The school bell rings but that doesn’t mean the day is over for high school students Alexander and Jackson Baker, it’s just time to go to the farm where the Baker family has been growing …
The school bell rings but that doesn’t mean the day is over for high school students Alexander and Jackson Baker, it’s just time to go to the farm where the Baker family has been growing sugar beets and barley for generations.
A lot of moments and memories have happened at the farm for the brothers. Jackson remembers fondly one lunch break that took place right where the work had been underway.
“I have this one memory where we got out of the tractors, we sat by all the tires and had all our lunches and talked.”
Alexander still remembers the first time his grandfather let him steer the tractor. Of course his favorite part of working on the farm is seeing the harvest.
“I like seeing harvest time and all the work that’s put into the crops finally pay off at the end of the year,” Alexander said.
The Baker’s contract their barley crop to Briess and their beet crop is part of the Western Sugar Coop.
The family first began farming in the area in 1941 when his great grandfather left Missouri, Alexander said. His grandfather moved to the current location in the 1970s, which amounts to nearly 1,000 acres of land.
Now the brothers have joined the growing tradition of maintaining the farm.
“I never really thought about it but now that I do, it’s an honor,”Jackson said.
Alexander chimed in to finish the sentence, “to continue that.”
Alexander, a junior at Powell High School, says that he helps out “most of the afternoon after school.” A typical day of work will run until 7-8 p.m.
“Usually I get over there and do whatever is needed for the day like running equipment if it’s needed and then I set water and go home, just whatever’s needed that day,” Alexander said.

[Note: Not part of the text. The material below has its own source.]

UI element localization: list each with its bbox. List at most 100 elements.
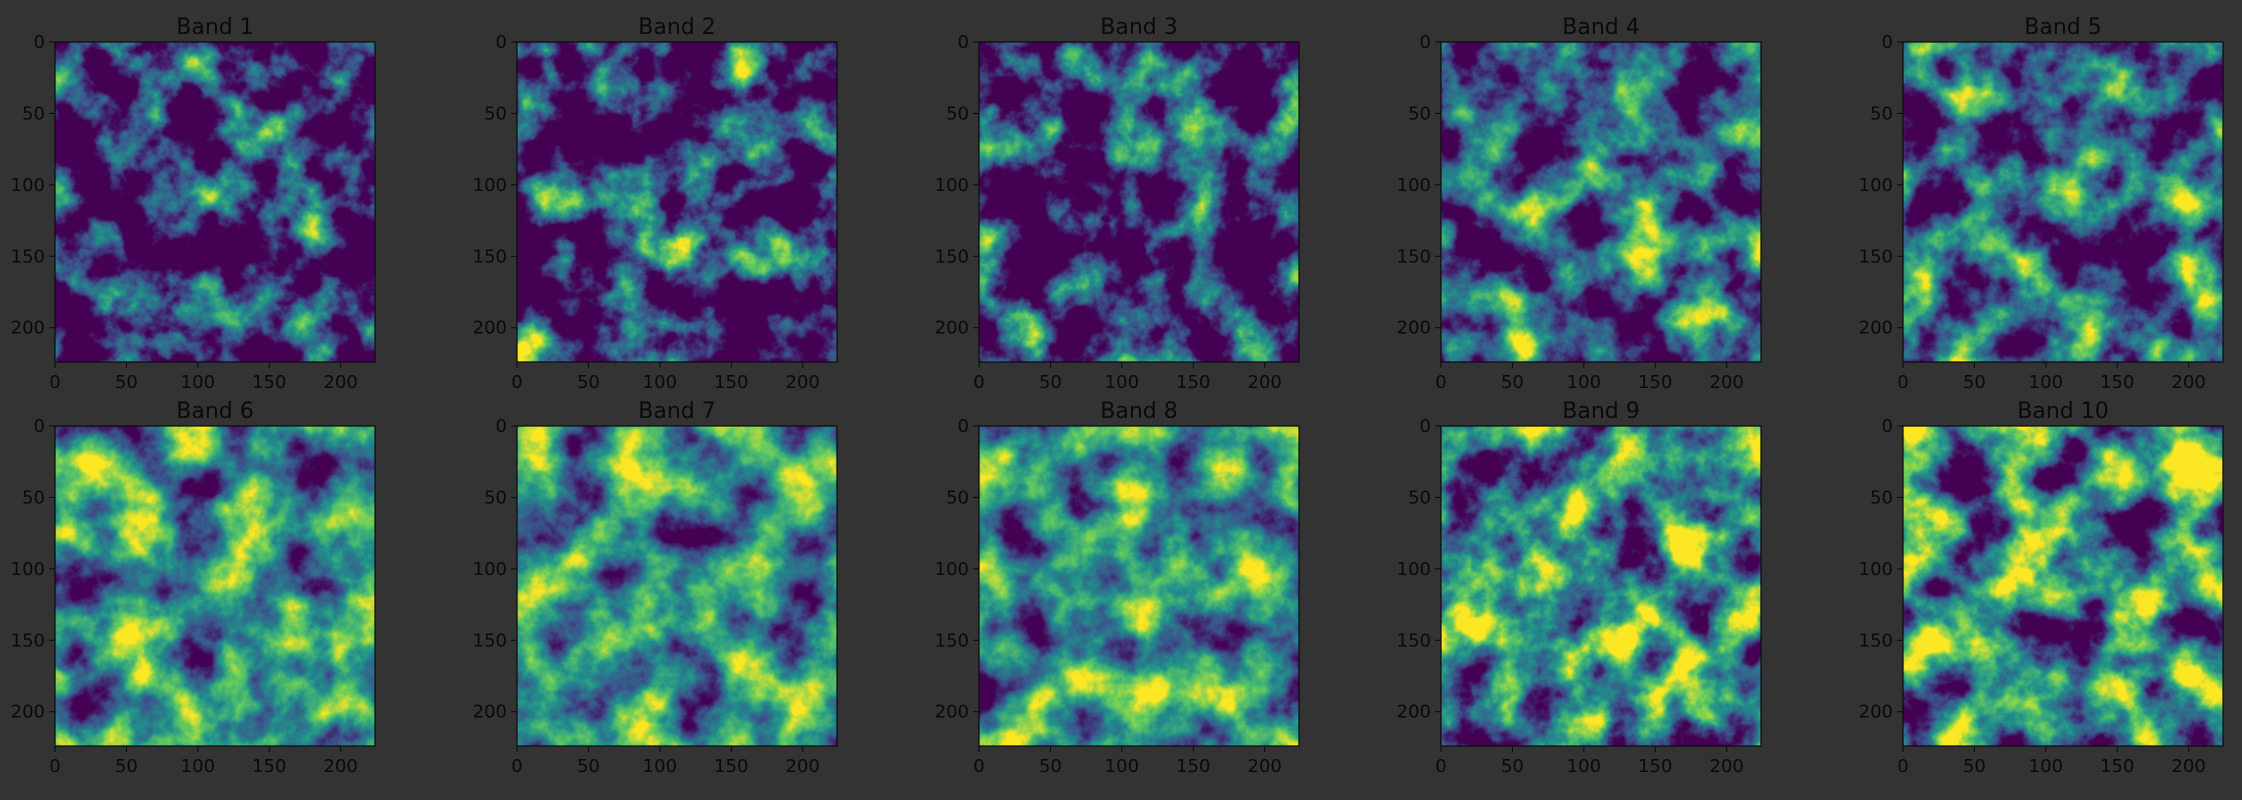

He became more involved on the farm when he was in middle school. His younger brother Jackson, who is starting his freshman year at PHS, started around the same time.
“I don’t do as much as him but I try to help out,” Jackson said with a grin.
Most of the mechanical work falls on Alexander, his father or grandfather, but Jackson has recently decided that he would like to go to a trade school to learn mechanics after observing fabrication, welding, building and repairs done by his family on the farm.
Alexander sees himself going directly from high school to working full time on the family land.